気になるのは「大谷の後を誰が打つのか問題」
ただ、問題なのは「大谷の後を打つ打者」だ。 17、18日は捕手のウィル・スミスが2番、3番はこれまで通りフレディ・フリーマンが打ったが――本来2番には「足のある強打者」が座るべき打順である。ベッツと大谷は、ともに強打者であるだけでなく、塁に出ても脅威となる「走者」なのだ。 本来なら大谷、フリーマンの並びにしたいところ。ただしフリーマンは典型的な「3番打者」タイプで、1960試合のうち1217試合で3番を打っている(2番は366試合)。足は遅くないが「走れる」タイプとは言えない。 だから右、左打者の並びなども勘案してウィル・スミスを入れたのだろうが、捕手という守備の負担を考えればずっとこのままは難しいだろう。一方で2番に手ごわい打者を据えることができなければ、2巡目以降の打順で大谷が歩かされることが多くなるはず。 スピード感と勝負強さで言えば、大谷と仲の良いテオスカー・ヘルナンデスだが、75試合で90三振という荒っぽさは少々いただけない。
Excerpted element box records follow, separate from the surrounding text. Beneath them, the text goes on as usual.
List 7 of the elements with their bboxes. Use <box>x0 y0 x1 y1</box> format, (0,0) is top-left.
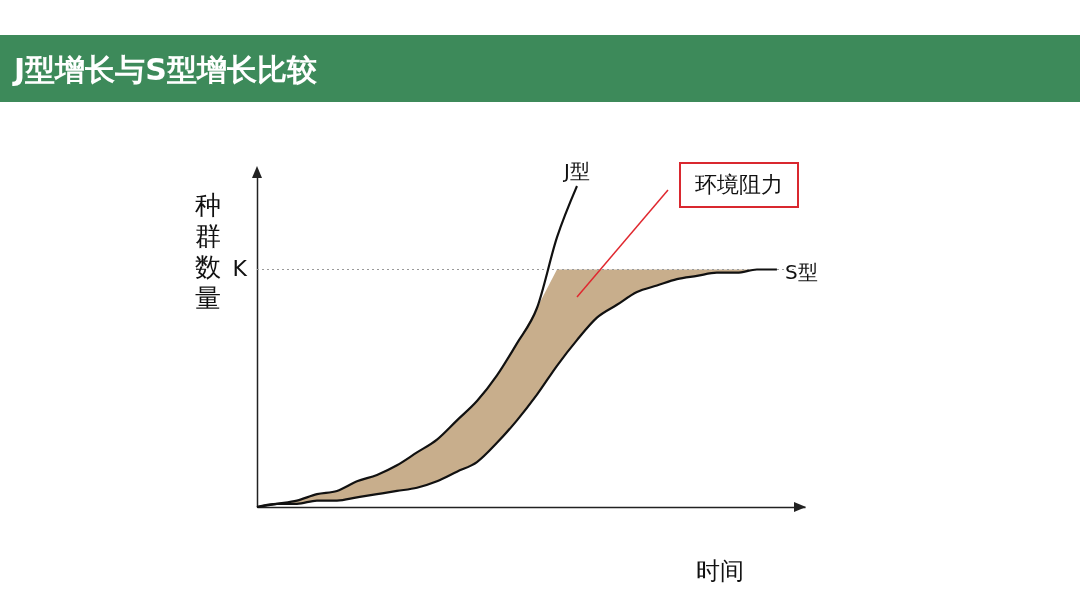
ref-line-label: K <box>232 256 248 282</box>
chart-title: J型增长与S型增长比较 <box>14 51 317 89</box>
y-axis-title: 种群数量 <box>194 189 221 313</box>
series-label: J型 <box>562 159 590 184</box>
x-axis-title: 时间 <box>695 556 744 585</box>
series-label: S型 <box>784 260 818 285</box>
callout-box: 环境阻力 <box>679 162 799 208</box>
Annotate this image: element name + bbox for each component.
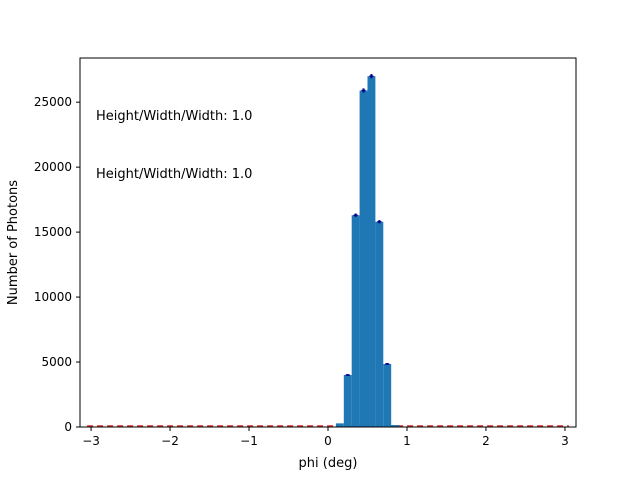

新加入のキャヴァン・ビジオあたりが大化けしてくれればいいのだが。 このように、今後は「大谷の後を誰が打つのか?」が大きなポイントになろう。 ともあれ、山本由伸やベッツが戦線離脱したことを契機に、投打の新たなラインナップを「パズル」のように考えてみる……ロバーツ監督の気持ちになって試合を見てみると、今後も前向きにドジャース戦にのめり込めるのではないか。